The amount of salt stays the same
.20(110-x) = .12x
times 100
20(110-x) = 12x
2200 - 20x = 12x
2200 = 32x
x = 68.75
To solve this problem, we need to determine the amount of water that needs to be evaporated from the initial solution.
Step 1: Calculate the amount of saline in the initial solution
The 12% saline solution means that there are 12 liters of saline in every 100 liters of the solution. Since we have 110 liters of the initial solution, we can calculate the amount of saline as follows:
Amount of saline = (12 / 100) * 110
Amount of saline = 13.2 liters
Step 2: Determine the amount of water in the initial solution
To find the amount of water in the initial solution, we can subtract the amount of saline from the total volume of the solution:
Amount of water = Total volume of solution - Amount of saline
Amount of water = 110 - 13.2
Amount of water = 96.8 liters
Step 3: Calculate the amount of water that needs to be evaporated
Let's assume that x liters of water need to be evaporated from the solution to obtain a 20% saline solution.
Amount of water remaining = Amount of water - x
Amount of water remaining = 96.8 - x
Now, since the saline concentration is 20%, the amount of saline in the remaining solution can be calculated as:
Amount of saline remaining = (20 / 100) * (110 - x)
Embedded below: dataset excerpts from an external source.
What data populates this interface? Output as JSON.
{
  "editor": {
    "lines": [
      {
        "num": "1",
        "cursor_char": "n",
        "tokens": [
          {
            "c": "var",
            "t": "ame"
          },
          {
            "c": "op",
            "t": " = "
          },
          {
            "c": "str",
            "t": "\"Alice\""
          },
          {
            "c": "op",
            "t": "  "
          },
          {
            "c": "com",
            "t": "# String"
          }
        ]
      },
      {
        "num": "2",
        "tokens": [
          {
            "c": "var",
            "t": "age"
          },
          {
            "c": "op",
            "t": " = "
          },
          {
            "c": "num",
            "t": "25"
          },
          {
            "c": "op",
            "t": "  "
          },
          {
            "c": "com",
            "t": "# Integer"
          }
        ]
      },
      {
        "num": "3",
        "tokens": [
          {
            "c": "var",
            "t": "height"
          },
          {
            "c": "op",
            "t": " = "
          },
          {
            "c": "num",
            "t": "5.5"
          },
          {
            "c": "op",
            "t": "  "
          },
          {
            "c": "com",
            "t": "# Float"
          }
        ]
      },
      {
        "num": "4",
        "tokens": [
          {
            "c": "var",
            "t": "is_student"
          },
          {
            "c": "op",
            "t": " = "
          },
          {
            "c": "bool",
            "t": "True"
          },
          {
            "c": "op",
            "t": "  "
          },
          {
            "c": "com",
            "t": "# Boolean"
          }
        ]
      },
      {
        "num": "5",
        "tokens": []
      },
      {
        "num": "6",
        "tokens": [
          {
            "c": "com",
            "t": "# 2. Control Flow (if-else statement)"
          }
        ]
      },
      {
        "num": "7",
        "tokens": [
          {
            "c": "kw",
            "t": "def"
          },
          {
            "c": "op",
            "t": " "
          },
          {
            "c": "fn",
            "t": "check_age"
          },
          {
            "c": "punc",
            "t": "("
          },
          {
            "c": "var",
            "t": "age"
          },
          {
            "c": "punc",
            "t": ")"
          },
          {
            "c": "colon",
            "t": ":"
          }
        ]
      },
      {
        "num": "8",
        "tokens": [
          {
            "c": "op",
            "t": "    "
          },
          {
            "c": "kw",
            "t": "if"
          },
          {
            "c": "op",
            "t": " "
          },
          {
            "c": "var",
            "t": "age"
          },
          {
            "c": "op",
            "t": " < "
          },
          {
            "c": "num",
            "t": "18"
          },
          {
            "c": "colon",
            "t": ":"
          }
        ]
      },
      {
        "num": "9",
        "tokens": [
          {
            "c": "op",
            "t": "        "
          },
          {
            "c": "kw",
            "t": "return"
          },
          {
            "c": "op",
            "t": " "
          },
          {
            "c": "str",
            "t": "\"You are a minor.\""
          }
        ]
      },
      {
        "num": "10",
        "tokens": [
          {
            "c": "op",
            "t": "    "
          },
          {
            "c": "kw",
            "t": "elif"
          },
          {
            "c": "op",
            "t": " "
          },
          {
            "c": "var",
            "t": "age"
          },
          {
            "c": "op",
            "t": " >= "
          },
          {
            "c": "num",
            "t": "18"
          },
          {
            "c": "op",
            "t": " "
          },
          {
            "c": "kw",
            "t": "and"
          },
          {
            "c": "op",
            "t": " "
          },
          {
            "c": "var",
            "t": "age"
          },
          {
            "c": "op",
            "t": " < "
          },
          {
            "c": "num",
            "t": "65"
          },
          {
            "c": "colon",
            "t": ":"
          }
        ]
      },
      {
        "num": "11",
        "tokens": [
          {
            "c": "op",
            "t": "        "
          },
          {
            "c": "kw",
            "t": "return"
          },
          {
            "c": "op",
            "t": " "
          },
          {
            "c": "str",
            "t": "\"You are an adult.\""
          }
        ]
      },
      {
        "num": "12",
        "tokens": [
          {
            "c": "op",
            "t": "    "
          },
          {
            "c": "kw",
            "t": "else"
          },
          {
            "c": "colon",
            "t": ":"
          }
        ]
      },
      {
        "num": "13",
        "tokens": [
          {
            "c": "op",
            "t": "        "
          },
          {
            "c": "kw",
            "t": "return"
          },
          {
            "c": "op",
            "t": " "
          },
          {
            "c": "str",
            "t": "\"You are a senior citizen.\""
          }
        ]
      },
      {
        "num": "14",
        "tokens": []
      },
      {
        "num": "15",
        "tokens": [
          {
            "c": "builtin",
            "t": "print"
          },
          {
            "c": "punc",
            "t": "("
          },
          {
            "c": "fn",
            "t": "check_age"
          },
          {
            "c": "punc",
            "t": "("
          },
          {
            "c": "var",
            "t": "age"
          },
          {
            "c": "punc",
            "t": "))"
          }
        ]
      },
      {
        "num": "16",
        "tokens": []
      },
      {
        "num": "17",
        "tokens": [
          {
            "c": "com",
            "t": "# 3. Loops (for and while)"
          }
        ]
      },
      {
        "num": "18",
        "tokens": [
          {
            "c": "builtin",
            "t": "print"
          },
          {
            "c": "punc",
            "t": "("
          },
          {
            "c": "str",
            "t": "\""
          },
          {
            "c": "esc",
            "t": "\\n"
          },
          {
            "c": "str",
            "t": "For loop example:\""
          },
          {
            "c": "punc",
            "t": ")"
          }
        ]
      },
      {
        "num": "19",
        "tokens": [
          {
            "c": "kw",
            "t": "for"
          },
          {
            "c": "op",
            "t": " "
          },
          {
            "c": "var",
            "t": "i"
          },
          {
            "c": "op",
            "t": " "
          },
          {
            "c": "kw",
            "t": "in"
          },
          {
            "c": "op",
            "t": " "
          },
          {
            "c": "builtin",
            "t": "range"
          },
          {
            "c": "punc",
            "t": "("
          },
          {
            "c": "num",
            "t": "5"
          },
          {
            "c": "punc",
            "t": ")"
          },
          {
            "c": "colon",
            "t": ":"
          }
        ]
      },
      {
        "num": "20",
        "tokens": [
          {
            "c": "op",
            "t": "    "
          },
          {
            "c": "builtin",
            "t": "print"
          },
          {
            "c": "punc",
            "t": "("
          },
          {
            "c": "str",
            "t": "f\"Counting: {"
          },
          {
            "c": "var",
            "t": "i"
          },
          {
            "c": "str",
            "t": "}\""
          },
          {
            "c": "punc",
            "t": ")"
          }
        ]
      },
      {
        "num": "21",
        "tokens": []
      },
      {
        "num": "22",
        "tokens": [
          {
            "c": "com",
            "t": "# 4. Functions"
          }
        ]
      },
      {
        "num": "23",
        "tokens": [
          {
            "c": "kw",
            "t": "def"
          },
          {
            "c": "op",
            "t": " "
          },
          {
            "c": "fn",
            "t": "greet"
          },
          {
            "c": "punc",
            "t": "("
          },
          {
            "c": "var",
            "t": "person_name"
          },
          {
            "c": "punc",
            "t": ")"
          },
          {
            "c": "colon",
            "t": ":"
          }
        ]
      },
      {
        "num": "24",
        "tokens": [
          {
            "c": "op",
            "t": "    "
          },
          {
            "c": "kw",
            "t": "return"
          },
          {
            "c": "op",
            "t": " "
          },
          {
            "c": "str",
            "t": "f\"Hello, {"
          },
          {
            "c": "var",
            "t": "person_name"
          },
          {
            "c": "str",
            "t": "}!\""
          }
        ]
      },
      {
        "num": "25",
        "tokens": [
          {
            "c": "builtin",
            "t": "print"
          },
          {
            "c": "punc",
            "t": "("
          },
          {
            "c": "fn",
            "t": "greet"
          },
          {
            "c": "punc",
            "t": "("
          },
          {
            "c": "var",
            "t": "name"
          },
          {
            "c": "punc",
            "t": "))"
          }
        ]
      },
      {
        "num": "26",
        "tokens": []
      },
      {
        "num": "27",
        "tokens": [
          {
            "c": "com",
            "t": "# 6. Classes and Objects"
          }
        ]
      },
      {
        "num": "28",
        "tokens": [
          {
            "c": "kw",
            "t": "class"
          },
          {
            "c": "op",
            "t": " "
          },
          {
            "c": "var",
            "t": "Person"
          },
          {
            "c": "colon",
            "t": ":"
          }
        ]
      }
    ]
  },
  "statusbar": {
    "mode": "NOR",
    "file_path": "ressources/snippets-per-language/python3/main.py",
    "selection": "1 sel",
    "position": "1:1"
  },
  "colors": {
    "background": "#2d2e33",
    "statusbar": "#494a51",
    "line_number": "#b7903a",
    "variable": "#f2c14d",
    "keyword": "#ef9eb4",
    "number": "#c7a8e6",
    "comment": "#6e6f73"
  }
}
Step 4: Set up the equation
Since the amount of saline remaining should be equal to the amount of saline in the initial solution, we can set up the equation:
13.2 = (20 / 100) * (110 - x)
Step 5: Solve the equation
Let's solve the equation to find the value of x:
13.2 = (20 / 100) * (110 - x)
13.2 = (1/5) * (110 - x)
66 = 110 - x
x = 110 - 66
x = 44
Step 6: Interpret the result
The calculations show that 44 liters of water should be evaporated from the initial 110 liters of the 12% saline solution to obtain a 20% saline solution.